CME 2837

Editor’s comment

What medicine owes to science


Bridget Farham

ugqirha@iafrica.com

This issue of CME is on nuclear medicine – a field of medicine that could not exist without the knowledge that we have of the properties of radioactive substances.

Radioactivity was first discovered in 1896 by the French physicist Henri Becquerel, while working on phosphorescent materials. He thought that the glow produced in cathode ray tubes by X-rays might be connected with phosphorescence. To examine this, he wrapped a photographic plate in black paper and placed different phosphorescent salts on it. All the results were negative until he used uranium salts, which produced a deep blackening of the plates. These radiations were called Becquerel rays.

However, the plate blackened when the mineral was in the dark, so this had nothing to do with phosphorescence. Non-phosphorescent salts of uranium and metallic uranium also blackened the plate, which meant that there was a form of radiation that could pass through paper that was making the plate black.

Early researchers such as Pierre and Marie Curie, Edward Rutherford and Becquerel eventually found that many other chemical elements besides uranium have radioactive isotopes.

The early researchers also found that an electrical or magnetic field could split radioactive emissions into three types of beams. The rays were given the alphabetic names alpha, beta and gamma. Alpha rays carry a positive charge, beta rays carry a negative charge and gamma rays are neutral. We now know that there are many other types of decay, but alpha, beta and gamma decay are the most common.

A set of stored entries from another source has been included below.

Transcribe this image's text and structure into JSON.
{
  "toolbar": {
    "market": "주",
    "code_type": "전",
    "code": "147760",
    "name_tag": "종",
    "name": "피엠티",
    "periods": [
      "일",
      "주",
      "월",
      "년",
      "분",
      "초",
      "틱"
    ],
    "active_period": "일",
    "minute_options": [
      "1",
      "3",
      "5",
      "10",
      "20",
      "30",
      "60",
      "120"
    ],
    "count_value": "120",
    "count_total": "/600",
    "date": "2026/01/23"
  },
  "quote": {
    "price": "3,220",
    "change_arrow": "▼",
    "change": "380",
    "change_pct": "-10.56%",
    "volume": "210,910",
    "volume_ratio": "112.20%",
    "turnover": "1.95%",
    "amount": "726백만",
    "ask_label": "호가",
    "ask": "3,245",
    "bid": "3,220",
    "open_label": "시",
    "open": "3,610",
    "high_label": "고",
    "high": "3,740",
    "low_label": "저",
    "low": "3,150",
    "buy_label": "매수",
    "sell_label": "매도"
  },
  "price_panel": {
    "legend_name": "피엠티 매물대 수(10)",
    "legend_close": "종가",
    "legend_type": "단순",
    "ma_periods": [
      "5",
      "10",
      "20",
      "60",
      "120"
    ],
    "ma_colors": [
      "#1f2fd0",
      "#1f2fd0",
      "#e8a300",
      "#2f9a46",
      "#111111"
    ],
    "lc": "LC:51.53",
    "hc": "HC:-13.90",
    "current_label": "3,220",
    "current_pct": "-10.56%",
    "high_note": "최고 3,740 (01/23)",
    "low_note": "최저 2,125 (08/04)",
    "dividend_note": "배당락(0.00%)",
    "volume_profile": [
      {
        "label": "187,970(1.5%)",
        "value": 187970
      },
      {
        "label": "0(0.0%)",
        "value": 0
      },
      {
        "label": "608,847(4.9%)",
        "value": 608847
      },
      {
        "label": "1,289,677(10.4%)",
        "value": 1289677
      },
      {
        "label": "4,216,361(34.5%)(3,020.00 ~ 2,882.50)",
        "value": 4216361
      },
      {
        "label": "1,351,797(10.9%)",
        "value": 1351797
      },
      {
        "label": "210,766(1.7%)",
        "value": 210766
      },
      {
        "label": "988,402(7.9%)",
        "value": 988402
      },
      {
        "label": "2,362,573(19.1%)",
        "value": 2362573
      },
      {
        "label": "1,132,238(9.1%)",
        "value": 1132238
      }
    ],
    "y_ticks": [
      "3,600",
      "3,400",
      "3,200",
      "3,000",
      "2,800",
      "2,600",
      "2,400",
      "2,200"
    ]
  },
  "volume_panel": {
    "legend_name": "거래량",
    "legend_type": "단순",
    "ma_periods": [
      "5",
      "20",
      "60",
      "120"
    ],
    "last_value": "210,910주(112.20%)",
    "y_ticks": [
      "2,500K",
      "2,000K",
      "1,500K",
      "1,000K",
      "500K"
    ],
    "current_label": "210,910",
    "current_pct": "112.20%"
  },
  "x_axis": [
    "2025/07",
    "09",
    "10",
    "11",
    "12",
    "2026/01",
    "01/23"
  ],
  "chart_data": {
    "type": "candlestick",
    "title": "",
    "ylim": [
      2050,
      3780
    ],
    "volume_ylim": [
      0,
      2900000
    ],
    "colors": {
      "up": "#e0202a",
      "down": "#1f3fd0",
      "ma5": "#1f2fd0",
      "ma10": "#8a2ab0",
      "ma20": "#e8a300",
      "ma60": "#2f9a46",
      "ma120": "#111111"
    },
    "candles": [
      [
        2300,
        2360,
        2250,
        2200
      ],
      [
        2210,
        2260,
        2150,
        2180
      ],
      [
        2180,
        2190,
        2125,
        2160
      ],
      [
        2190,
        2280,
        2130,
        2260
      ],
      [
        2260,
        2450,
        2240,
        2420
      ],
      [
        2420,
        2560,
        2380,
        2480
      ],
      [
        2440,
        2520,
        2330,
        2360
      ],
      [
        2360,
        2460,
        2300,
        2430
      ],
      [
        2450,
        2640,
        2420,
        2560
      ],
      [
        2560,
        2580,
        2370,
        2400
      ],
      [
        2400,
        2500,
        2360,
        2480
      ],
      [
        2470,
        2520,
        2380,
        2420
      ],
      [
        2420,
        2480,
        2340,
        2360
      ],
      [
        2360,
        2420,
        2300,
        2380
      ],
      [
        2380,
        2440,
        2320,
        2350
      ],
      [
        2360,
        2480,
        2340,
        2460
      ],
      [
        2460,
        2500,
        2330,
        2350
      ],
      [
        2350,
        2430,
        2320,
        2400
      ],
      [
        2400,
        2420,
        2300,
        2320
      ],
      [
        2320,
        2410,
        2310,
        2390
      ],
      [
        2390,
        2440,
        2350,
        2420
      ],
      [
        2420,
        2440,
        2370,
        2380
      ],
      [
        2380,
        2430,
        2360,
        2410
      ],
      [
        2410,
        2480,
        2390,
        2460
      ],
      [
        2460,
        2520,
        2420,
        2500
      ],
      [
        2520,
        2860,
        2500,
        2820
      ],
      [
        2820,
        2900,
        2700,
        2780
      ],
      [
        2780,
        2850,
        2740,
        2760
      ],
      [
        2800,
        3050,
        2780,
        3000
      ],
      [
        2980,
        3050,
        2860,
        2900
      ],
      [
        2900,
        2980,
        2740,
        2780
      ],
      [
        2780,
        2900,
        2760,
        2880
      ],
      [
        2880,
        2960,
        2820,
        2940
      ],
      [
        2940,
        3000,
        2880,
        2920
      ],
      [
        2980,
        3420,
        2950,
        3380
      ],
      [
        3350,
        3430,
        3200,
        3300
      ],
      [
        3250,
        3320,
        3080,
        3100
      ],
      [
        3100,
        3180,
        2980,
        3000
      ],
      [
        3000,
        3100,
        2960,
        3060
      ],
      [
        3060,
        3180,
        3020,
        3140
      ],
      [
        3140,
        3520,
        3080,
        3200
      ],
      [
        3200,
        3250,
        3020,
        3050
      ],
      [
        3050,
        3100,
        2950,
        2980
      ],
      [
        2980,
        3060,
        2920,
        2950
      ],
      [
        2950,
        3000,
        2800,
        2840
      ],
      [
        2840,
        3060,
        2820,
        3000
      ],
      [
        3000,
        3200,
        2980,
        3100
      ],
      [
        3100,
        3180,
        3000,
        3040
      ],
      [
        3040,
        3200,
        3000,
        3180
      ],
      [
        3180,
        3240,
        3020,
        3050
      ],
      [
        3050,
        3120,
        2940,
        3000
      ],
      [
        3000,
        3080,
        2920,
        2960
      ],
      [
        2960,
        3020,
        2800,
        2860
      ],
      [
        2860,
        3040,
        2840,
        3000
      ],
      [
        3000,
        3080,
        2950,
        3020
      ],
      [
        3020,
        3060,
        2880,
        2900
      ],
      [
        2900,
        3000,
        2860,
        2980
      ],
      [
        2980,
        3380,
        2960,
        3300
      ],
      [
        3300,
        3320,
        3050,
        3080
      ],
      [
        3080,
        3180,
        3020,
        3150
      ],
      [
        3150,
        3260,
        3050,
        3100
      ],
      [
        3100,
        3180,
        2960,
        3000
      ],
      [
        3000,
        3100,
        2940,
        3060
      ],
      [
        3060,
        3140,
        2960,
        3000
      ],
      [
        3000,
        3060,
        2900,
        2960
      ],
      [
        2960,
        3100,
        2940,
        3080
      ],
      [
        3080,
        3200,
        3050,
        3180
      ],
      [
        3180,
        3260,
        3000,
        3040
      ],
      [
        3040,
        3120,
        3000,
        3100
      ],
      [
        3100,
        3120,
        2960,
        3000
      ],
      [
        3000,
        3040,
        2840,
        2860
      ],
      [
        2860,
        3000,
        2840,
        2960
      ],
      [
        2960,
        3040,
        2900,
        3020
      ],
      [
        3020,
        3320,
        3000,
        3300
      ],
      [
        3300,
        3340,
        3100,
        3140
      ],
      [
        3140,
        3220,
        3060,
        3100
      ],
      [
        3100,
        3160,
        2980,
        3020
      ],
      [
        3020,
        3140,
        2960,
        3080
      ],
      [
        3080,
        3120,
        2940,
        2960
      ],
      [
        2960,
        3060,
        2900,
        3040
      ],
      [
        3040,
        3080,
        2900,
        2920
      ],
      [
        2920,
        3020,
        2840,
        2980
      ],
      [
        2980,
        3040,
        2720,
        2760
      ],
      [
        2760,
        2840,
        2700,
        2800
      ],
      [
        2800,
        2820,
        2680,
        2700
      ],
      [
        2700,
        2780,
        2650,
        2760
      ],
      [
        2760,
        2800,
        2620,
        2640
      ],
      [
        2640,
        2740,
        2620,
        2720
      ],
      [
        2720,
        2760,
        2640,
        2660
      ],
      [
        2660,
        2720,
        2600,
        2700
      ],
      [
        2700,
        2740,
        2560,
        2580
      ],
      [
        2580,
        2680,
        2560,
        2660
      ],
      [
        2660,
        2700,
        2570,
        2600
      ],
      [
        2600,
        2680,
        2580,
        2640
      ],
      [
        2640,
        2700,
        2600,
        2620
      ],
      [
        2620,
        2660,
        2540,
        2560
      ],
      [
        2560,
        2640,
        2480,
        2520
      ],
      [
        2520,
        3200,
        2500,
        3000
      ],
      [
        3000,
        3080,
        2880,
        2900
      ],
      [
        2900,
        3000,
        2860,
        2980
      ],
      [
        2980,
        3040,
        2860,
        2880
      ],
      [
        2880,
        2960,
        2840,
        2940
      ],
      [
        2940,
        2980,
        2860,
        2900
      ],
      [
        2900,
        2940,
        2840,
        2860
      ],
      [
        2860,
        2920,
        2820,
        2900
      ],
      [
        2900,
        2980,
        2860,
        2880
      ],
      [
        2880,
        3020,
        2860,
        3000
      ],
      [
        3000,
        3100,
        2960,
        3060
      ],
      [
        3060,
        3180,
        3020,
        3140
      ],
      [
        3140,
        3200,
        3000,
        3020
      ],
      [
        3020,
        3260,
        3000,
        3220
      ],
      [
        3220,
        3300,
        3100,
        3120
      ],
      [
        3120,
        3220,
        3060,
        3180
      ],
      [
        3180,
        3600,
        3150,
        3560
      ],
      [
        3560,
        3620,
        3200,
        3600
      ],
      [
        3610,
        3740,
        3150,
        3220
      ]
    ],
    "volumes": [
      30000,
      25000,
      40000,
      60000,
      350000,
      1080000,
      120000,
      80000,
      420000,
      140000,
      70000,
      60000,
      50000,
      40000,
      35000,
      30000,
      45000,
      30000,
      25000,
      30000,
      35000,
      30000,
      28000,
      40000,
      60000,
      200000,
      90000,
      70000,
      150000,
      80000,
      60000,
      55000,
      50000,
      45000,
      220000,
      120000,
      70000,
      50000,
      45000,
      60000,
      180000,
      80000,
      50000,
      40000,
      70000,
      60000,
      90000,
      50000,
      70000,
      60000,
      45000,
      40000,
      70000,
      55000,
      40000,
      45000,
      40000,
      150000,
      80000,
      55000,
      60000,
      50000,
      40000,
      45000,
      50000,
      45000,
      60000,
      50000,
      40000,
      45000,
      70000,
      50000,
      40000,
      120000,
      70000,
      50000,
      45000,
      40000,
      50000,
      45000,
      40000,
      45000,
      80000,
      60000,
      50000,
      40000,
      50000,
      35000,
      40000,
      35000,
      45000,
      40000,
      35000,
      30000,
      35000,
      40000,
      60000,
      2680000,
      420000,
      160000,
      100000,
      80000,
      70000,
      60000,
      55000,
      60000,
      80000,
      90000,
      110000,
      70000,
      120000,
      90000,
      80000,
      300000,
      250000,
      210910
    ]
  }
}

The early researchers into radioactivity also did not realise that radioactivity and radiation were dangerous. The immediate effects of radiation were first seen by the electrical engineer and physicist Nikola Tesla when he intentionally exposed his fingers to X-rays in 1896. He published his observations on the burns that he suffered (and later recovered from), but thought they were caused by ozone and not by the X-ray radiation.

The genetic effects of radiation, including the way in which it can increase the risk of cancer, were recognised much later. In 1927 Hermann Muller published research about genetic effects and was awarded the Nobel Prize in 1946 for his findings.

In fact, before the biological effects of radiation were known, many doctors and corporations were marketing radioactive substances as patent medicines. Examples were radium enema treatments and waters containing radium to be drunk as tonics! Marie Curie spoke out against this type of treatment, saying that we did not yet know enough about the effects of radiation on the human body. She later died of aplastic anaemia, probably as a result of constant exposure to ionising radiation. By the 1930s, after a number of cases of bone necrosis and death in enthusiasts, radium-containing medical products vanished from the market.

We now use the properties of radioactive materials in specialties such as nuclear medicine to diagnose disease – and in radiotherapy – to treat and palliate disease. But without the work of these early scientists, none of this would have been possible.